Kehilangan semangat dan antusias mungkin saja terjadi. Tapi pasrah lebih tepat mewakili naluri Lila saat ini terhadap benda keramat tersebut. Keinginannya tak lagi menggebu-gebu untuk membuka atau mengetahui isi yang ada di dalamnya. Sepuluh tahun berlalu membuatnya terbiasa dengan kotak yang tertutup rapat.
“Neng, buburnya sudah siap.”
Panggilan Bi Ani menarik Lila keluar kamar. Membiarkan kenangan itu tetap tertutup rapat. Fase pasrah dalam hidupnya membuatnya menghapus harapan-harapan semu. Dan itu membuat Lila menjadi lebih tenang.
“Neng?”
Lila sudah menghabiskan sendokan kedua dalam mulutnya.
“Iya, Bi.”
“Neng Lila masih minum obat?”
Lila menghentikan gerakan mulutnya mencacah butir-butir kacang hijau yang terasa empuk.
“Kenapa Bi?” Lila menatap Bi Ani dengan tersenyum. “Memangnya aku kelihatan masih sakit?”
Bi Ani menggelengkan kepala. “Neng Lila sehat. Sehat sekali. Bibi Cuma memastikan kalau Neng Lila tidak lagi hidup dengan bergantung pada obat.”
“Bibi masih khawatir ya?”
“Selalu Neng. Pesan Bapak yang tidak akan pernah bibi lupa.”
Kakek selalu menjadi yang terbaik. Sikap keras yang selalu di tunjukan pada Lila tak kan mampu menutup kelembutan hatinya.
Lila meraih tangan Bi Ani. Dari tangannya lah Lila masih bisa merasakan kasih ibu yang lebih dulu pergi dari hidupnya. Keriput ditangannya sangat terasa.
“Aku sehat Bi, sehat banget. Nggak akan lagi minum obat buat hidup. Bibi bisa percaya itu.”
“Tentu. Sekarang sudah ada Mas Ray yang gantiin Bapak, yang akan bertanggung jawab segala hal tentang Neng.” Bi Ani tersenyum sambil menepuk-nepuk tangan Lila yang mengenggamnya.

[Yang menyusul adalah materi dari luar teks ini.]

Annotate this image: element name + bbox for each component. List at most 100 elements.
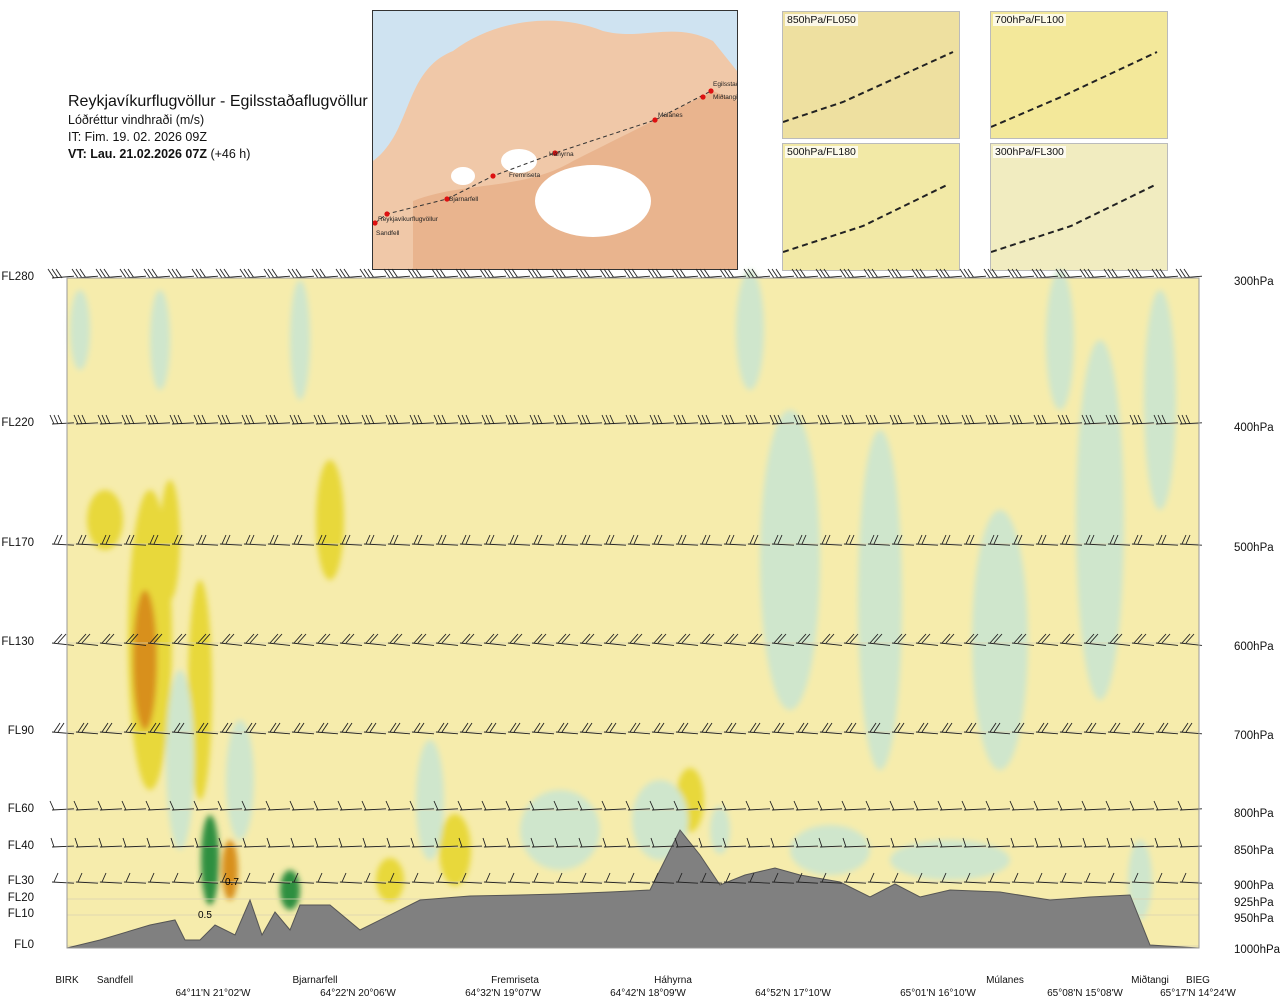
wind-barb <box>1154 837 1179 848</box>
wind-barb <box>675 534 699 546</box>
wind-barb <box>1131 722 1155 735</box>
wind-barb <box>1151 268 1179 279</box>
wind-barb <box>843 872 867 884</box>
wind-barb <box>842 837 867 848</box>
wind-barb <box>1082 837 1107 848</box>
wind-barb <box>483 534 507 546</box>
map-point <box>384 211 390 217</box>
wind-barb <box>146 837 171 848</box>
wind-barb <box>1131 633 1155 646</box>
velocity-blob <box>160 480 180 600</box>
velocity-blob <box>166 670 194 850</box>
wind-barb <box>361 800 387 811</box>
wind-barb <box>1011 534 1035 546</box>
wind-barb <box>147 722 171 735</box>
velocity-blob <box>222 840 238 900</box>
wind-barb <box>99 872 123 884</box>
wind-barb <box>747 872 771 884</box>
map-point <box>708 88 714 94</box>
wind-barb <box>145 414 171 425</box>
wind-barb <box>49 800 75 811</box>
wind-barb <box>627 633 651 646</box>
issue-time: IT: Fim. 19. 02. 2026 09Z <box>68 130 207 144</box>
wind-barb <box>1127 268 1155 279</box>
wind-barb <box>315 534 339 546</box>
velocity-blob <box>1076 340 1124 700</box>
wind-barb <box>961 414 987 425</box>
wind-barb <box>409 414 435 425</box>
wind-barb <box>74 837 99 848</box>
route-map-drawing: Reykjavíkurflugvöllur Sandfell Bjarnarfell… <box>373 20 737 269</box>
wind-barb <box>623 268 651 279</box>
pressure-level-label: 925hPa <box>1234 897 1274 909</box>
wind-barb <box>551 268 579 279</box>
velocity-blob <box>760 410 820 710</box>
wind-barb <box>939 534 963 546</box>
wind-barb <box>507 534 531 546</box>
wind-barb <box>723 872 747 884</box>
wind-barb <box>771 872 795 884</box>
wind-barb <box>479 268 507 279</box>
wind-barb <box>915 534 939 546</box>
wind-barb <box>625 414 651 425</box>
wind-barb <box>1107 872 1131 884</box>
wind-barb <box>651 633 675 646</box>
wind-barb <box>433 800 459 811</box>
wind-barb <box>627 534 651 546</box>
wind-barb <box>171 534 195 546</box>
wind-barb <box>49 414 75 425</box>
wind-barb <box>627 722 651 735</box>
wind-barb <box>195 534 219 546</box>
velocity-blob <box>87 490 123 550</box>
wind-barb <box>267 534 291 546</box>
thumbnail-300[interactable]: 300hPa/FL300 <box>990 143 1168 271</box>
wind-barb <box>579 722 603 735</box>
wind-barb <box>385 800 411 811</box>
variable-label: Lóðréttur vindhraði (m/s) <box>68 113 205 127</box>
wind-barb <box>863 268 891 279</box>
wind-barb <box>841 800 867 811</box>
wind-barb <box>1081 800 1107 811</box>
wind-barb <box>338 837 363 848</box>
wind-barb <box>1177 414 1203 425</box>
flight-level-label: FL170 <box>1 537 34 549</box>
wind-barb <box>699 872 723 884</box>
wind-barb <box>99 633 123 646</box>
wind-barb <box>721 800 747 811</box>
wind-barb <box>363 534 387 546</box>
wind-barb <box>911 268 939 279</box>
pressure-level-label: 1000hPa <box>1234 944 1280 956</box>
wind-barb <box>937 414 963 425</box>
thumbnail-700[interactable]: 700hPa/FL100 <box>990 11 1168 139</box>
wind-barb <box>961 800 987 811</box>
velocity-blob <box>790 825 870 875</box>
wind-barb <box>242 837 267 848</box>
wind-barb <box>915 722 939 735</box>
x-coordinate-label: 65°01'N 16°10'W <box>900 988 976 999</box>
velocity-blob <box>70 290 90 370</box>
wind-barb <box>1009 800 1035 811</box>
map-point <box>652 117 658 123</box>
wind-barb <box>51 722 75 735</box>
thumbnail-500[interactable]: 500hPa/FL180 <box>782 143 960 271</box>
thumbnail-850[interactable]: 850hPa/FL050 <box>782 11 960 139</box>
glacier-west <box>451 167 475 185</box>
wind-barb <box>361 414 387 425</box>
wind-barb <box>577 414 603 425</box>
wind-barb <box>1153 414 1179 425</box>
wind-barb <box>939 872 963 884</box>
flight-level-label: FL30 <box>7 875 34 887</box>
wind-barb <box>769 800 795 811</box>
wind-barb <box>771 633 795 646</box>
wind-barb <box>193 800 219 811</box>
wind-barb <box>219 872 243 884</box>
plot-background <box>67 278 1199 948</box>
wind-barb <box>171 722 195 735</box>
wind-barb <box>147 633 171 646</box>
wind-barb <box>1059 534 1083 546</box>
wind-barb <box>865 800 891 811</box>
wind-barb <box>649 800 675 811</box>
wind-barb <box>1059 722 1083 735</box>
wind-barb <box>767 268 795 279</box>
wind-barb <box>73 414 99 425</box>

Ray memang sudah menggantikan posisi ayah juga kakek atas dirinya. Tapi hati tetaplah Lila sendiri yang harus bertanggung jawab.

***

“Lil, kamu tahu jam tanganku yang mati nggak? Perasaan aku taruh di meja kerja.” Teriak Ray masih dibalik meja kerjanya yang berada di lantai atas. Memindahkan tumpukan buku dan map yang menutupi permukaan. Menduga barangkali benda yang dicarinya itu tertutup sesuatu.
Sementara Lila sedang berada di depan TV yang berada di lantai bawah, sedang membersihkan karpet menggunakan vacuum cleaner. Suara bising yang dihasilkan mesin penyedot debu tersebut membuat Lila tidak bisa mendengar ucapan suaminya.
“Lil,”
Akhirnya Ray turun setelah seruannya tidak mendapat jawaban. Dan mengulangi pertanyaan yang sama setelah bertatap muka dengan Lila.
“Ohh yang kalepnya udah mau lepas itu” jawab Lila sambil mengingat. “Kayanya aku simpan di laci meja kamar. Tunggu, aku cari dulu.”
“Nggak usah,” Ray menahan lengan Lila. “Biar aku aja. Dilaci kamar kan?” Ray menegaskan dan di setujui Lila dengan sebuah anggukan.
Sesungguhnya melakukan pencarian benda dirumah sama sulitnya dengan menyelesaikan teka-teki silang di Koran. Pasalnya perempuan memiliki keunikan dalam menyimpan sesuatu yang biasanya hanya mereka dan tuhan yang tahu. tapi petunjuk Lila cukup jelas yaitu laci meja. Dikamar mereka hanya ada 1 meja yang sebagian besar dipenuhi dengan produk perawatan tubuh Lila dan sebuah nakas disamping tempat tidur.
Ray memulai pencariannya pada meja dengan kaca besar yang menampilkan wajahnya yang belum tersentuh air. Setelah membuka laci bagian atas yang sebagian besar isinya adalah karet, jepit dan rol rambut. Melihat itu Ray tersenyum geli.
Ahh kebiasaanmu nggak banyak berubah, Lil.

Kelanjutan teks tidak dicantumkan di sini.